An advantage of using the ACS-NSQIP registry is that it includes pooled data from numerous academic and non-academic institutions throughout the country. The large sample size and broad representation of the ACS-NSQIP registry thus provides excellent information about large community and teaching hospitals; however, the situation in small and rural non-participating facilities is unknown. Furthermore, inclusion criteria are uniform and reliability is enhanced by consistent data collection and auditing.

It would probably be impossible to perform a randomized trial of massive transfusion, but lack of random allocation left us to rely on associations, which can result from bias and confounding, along with (or instead of) the presumed causal mechanism. We used multivariable analysis to correct for imbalances and known and available confounding factors; however, there are known potential confounding factors that are not included in the NSQIP database, and surely there are others that remain unknown. For example, the registry does not include medications which might include drugs that impair coagulation.

While we identify a clear statistical association between massive transfusion and adverse outcomes, including death, it is simply an association and does not necessarily imply a causal mechanism. There are many convincing mechanisms by which transfusions might worsen outcomes, but the association could equally well result, fully or partially, from confounding. For example, patients who have more extensive operations (of a given type) experience more tissue injury and stress and consequently fare worse. The most conservative interpretation of our results is as follows: There is a non-causal association between massive transfusion and adverse outcomes.

An additional limitation is that storage duration of red blood cell units in our study is unknown.
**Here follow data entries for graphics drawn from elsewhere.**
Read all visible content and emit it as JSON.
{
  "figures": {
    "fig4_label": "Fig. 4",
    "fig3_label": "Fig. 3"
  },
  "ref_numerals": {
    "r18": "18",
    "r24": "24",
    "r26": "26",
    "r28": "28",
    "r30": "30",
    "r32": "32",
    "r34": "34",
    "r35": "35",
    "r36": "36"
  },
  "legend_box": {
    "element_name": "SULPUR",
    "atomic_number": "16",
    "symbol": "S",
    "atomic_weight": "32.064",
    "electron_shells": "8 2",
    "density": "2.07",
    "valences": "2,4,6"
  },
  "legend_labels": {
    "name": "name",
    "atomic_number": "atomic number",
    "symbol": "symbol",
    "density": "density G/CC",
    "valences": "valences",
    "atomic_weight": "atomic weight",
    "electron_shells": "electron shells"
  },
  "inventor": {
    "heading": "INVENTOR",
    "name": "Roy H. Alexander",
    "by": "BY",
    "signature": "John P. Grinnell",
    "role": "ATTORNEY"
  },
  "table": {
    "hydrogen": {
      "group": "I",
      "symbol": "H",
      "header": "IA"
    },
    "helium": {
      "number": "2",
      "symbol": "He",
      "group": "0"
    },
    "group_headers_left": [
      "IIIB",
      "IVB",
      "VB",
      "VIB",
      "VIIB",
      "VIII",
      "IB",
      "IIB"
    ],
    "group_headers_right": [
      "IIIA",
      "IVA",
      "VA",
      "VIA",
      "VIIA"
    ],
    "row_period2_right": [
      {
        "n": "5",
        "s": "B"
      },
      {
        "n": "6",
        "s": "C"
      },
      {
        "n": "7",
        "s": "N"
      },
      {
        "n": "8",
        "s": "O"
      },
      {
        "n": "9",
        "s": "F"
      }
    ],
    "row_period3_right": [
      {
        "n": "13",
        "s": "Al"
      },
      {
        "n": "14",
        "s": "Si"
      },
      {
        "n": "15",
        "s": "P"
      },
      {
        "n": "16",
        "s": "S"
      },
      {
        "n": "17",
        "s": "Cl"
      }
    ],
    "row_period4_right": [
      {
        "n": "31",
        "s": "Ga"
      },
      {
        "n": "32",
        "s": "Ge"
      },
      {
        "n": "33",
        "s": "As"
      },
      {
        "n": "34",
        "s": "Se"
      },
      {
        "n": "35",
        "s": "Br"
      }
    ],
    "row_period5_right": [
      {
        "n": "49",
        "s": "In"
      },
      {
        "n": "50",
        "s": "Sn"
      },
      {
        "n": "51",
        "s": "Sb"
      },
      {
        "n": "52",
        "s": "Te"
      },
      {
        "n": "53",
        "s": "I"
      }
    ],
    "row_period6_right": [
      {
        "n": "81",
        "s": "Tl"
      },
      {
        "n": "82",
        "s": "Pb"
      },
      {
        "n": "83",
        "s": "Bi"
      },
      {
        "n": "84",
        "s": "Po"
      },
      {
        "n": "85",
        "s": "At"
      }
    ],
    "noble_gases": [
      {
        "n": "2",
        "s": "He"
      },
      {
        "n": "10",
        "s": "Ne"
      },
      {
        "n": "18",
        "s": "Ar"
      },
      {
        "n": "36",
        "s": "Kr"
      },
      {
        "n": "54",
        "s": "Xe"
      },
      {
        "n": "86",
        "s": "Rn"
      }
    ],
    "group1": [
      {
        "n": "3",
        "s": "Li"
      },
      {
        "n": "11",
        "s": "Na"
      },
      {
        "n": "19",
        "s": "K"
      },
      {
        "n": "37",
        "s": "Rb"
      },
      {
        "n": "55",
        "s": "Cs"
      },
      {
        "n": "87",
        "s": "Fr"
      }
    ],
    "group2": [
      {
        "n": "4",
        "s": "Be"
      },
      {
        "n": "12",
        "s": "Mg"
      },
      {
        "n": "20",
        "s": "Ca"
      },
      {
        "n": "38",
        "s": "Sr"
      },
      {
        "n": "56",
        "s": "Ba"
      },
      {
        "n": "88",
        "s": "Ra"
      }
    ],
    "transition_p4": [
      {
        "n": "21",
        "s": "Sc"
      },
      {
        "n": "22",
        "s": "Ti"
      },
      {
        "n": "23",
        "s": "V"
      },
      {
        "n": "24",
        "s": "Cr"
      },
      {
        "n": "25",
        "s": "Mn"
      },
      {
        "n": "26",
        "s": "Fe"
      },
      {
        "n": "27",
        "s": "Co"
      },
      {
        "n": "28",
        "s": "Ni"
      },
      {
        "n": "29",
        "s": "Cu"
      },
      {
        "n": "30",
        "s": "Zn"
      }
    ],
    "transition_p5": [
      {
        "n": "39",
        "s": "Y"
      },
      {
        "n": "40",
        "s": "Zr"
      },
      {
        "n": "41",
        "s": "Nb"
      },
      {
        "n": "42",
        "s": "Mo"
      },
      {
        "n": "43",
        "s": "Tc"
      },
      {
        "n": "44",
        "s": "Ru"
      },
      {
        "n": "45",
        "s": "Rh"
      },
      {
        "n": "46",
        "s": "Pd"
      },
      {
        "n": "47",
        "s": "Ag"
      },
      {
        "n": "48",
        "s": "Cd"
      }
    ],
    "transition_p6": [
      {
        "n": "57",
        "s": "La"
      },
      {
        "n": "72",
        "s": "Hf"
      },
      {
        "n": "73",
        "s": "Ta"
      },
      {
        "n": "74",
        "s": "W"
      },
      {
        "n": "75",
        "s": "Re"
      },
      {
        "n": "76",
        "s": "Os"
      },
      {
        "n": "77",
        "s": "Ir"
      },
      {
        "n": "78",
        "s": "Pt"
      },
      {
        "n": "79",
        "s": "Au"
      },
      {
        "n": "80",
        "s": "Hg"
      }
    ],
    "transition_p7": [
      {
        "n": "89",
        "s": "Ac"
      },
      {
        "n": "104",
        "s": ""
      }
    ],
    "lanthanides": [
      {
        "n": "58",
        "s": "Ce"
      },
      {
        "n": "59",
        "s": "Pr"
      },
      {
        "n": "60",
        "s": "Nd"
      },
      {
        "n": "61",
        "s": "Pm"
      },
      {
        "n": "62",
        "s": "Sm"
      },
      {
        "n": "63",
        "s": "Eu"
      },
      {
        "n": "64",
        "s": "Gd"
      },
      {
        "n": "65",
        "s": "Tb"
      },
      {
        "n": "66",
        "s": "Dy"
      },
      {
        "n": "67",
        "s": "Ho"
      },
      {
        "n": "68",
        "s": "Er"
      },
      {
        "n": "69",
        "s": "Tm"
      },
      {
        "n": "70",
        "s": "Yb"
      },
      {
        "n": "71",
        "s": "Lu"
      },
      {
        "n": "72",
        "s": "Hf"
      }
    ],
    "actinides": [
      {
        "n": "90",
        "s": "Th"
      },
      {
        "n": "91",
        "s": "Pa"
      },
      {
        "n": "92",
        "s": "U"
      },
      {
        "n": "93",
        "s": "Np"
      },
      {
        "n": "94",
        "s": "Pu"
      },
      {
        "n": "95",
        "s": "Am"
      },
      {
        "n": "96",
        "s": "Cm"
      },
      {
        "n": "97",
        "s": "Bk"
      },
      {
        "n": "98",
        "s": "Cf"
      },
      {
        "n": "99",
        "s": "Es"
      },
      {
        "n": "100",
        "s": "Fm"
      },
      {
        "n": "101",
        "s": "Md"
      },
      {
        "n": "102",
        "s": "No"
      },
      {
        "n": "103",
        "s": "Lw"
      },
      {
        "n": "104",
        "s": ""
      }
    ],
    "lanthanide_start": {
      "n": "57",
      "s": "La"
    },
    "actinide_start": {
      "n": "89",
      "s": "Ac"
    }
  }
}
Prolonged storage of transfused red blood cells appears to provoke numerous serious postoperative morbidities along with mortality.26

Exclusion of patients with missing information (the complete-case approach) can also result in substantial bias and underestimate risks of patients because excluded patients may have the highest comorbidities and thus be at highest risk of mortality. To estimate the contribution of this potential bias, we calculated the mortality rates in excluded and included patients and found the rates to be similar. Another concern is that the NSQIP registry contains only limited detail about anesthetic management; consequently, it is difficult to estimate the extent to which interventions by anesthesiologists might have influenced outcomes. Another important factor is that the current data set reflects the outcomes of blood bank and surgical practices in the United States, which may be different in other countries.

In summary, the complications most associated with mortality are infections and complications of the renal, cardiovascular, and central nervous systems. While the associations with adverse outcomes are clear and highly statistically significant, the relative contributions of transfusions vs underlying disease and surgical factors remain to be determined. Patients who expired after massive transfusion within 30 days postoperatively were generally older, more likely to have vascular surgical procedure and abnormal preoperative INR values, higher ASA physical status scores, preoperative coma and sepsis, postoperative bleeding requiring transfusion, and were likely given intraoperative red blood cell units.